Burnout prevention & load management

Burnout rarely arrives suddenly — it accumulates. When execution begins to drift (slower response, noisier precision, reduced stability under split attention), FCE can surface that drift earlier, when small adjustments still work.

Use: periodic checks during demanding periods; treat results as prompts for pacing, not proof of failure.


Athlete readiness & recovery

Athletes already track readiness through sleep, HRV, and subjective fatigue. FCE complements those with something direct: functional execution signals. It can help decide whether today should be high-intensity, technical, or recovery-focused.

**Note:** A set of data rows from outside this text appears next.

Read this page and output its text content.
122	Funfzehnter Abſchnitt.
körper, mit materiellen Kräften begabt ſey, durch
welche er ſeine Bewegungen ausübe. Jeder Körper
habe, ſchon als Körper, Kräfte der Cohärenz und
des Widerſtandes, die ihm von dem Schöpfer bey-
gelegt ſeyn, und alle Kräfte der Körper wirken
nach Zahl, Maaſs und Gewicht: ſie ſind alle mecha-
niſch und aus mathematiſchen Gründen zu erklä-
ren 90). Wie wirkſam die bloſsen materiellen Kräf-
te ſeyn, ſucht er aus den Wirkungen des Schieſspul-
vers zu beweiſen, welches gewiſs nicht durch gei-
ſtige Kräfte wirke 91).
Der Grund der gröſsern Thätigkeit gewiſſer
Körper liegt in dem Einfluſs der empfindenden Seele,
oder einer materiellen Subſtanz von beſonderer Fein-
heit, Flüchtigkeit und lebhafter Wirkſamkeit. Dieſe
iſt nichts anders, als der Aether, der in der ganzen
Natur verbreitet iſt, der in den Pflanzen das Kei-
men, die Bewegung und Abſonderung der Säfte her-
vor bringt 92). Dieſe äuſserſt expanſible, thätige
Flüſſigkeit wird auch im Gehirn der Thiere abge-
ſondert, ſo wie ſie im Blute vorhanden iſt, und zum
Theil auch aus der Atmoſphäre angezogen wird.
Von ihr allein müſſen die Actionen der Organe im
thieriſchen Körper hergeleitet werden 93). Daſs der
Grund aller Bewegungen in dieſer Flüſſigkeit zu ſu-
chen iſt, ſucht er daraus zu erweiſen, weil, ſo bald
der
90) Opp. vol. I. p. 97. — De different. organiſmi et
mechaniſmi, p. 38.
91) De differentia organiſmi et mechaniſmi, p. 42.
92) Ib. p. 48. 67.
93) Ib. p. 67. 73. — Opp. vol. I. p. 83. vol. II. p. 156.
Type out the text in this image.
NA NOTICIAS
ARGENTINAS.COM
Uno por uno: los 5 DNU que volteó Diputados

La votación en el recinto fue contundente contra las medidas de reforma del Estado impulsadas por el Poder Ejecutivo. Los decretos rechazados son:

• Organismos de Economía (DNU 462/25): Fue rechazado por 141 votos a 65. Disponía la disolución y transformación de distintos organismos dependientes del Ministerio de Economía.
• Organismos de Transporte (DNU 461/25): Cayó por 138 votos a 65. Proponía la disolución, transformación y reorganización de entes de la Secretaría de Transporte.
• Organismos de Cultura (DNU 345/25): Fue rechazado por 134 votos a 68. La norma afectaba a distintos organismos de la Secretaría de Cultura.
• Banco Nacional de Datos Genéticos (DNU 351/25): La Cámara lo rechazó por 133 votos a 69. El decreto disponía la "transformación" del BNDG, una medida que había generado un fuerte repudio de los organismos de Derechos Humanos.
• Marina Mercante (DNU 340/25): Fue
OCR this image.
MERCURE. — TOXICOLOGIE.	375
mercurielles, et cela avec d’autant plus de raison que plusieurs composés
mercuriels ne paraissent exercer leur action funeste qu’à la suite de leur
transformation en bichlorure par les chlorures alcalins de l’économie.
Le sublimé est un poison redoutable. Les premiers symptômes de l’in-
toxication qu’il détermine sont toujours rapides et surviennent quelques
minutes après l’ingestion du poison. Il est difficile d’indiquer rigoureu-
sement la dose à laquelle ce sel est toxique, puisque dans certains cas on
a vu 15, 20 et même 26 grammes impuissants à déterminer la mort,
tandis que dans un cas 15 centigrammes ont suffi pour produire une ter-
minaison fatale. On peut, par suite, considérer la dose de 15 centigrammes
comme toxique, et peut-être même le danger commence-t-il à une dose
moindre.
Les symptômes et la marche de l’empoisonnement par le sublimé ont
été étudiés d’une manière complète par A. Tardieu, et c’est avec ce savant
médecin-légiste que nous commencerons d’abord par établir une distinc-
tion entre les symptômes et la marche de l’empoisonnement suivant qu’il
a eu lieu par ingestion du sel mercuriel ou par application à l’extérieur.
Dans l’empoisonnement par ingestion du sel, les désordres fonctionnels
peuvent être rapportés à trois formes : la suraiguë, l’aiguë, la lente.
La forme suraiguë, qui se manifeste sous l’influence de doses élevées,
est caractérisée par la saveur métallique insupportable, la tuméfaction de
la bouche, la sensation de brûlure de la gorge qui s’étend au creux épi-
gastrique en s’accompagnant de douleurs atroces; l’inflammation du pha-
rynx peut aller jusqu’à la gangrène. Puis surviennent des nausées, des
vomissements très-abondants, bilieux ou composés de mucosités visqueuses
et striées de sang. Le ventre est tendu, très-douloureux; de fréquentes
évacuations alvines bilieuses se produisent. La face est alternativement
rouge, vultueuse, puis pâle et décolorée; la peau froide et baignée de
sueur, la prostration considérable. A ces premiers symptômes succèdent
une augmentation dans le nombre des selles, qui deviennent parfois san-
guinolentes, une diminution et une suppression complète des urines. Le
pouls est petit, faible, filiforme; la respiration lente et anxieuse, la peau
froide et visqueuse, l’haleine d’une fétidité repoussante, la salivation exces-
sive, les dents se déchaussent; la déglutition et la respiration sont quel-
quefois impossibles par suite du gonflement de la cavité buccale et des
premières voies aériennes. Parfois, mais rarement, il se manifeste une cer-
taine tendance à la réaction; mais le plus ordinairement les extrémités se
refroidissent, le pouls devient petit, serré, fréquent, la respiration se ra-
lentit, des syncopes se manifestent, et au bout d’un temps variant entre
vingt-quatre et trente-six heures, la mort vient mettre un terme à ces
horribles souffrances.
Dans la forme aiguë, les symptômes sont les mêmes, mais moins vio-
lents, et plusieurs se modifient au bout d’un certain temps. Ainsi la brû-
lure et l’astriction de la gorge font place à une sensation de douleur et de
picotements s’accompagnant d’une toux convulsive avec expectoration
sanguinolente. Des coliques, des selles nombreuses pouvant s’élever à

Use: quick checks pre-session; make your own action rules (reduce intensity, shift focus, or rest).

A note on future sensing

In the future, passive sensing (sleep signals, HRV, movement patterns) could offer early hints that "something is off." But passive sensing alone should never become a decision engine. It can only be an invitation.

If anything like that ever exists in the FCE ecosystem, it should remain: opt-in, local-first, and non-enforcing — and it should point back to a voluntary functional check, not replace it.

Awareness is the goal. Not classification.

Final principle

Technology shapes behavior. Every product quietly teaches people what matters. FCE is built to teach one thing:

"Notice yourself clearly — then decide with care."

If FCE ever stops supporting dignity, consent, and human judgment, it should not exist.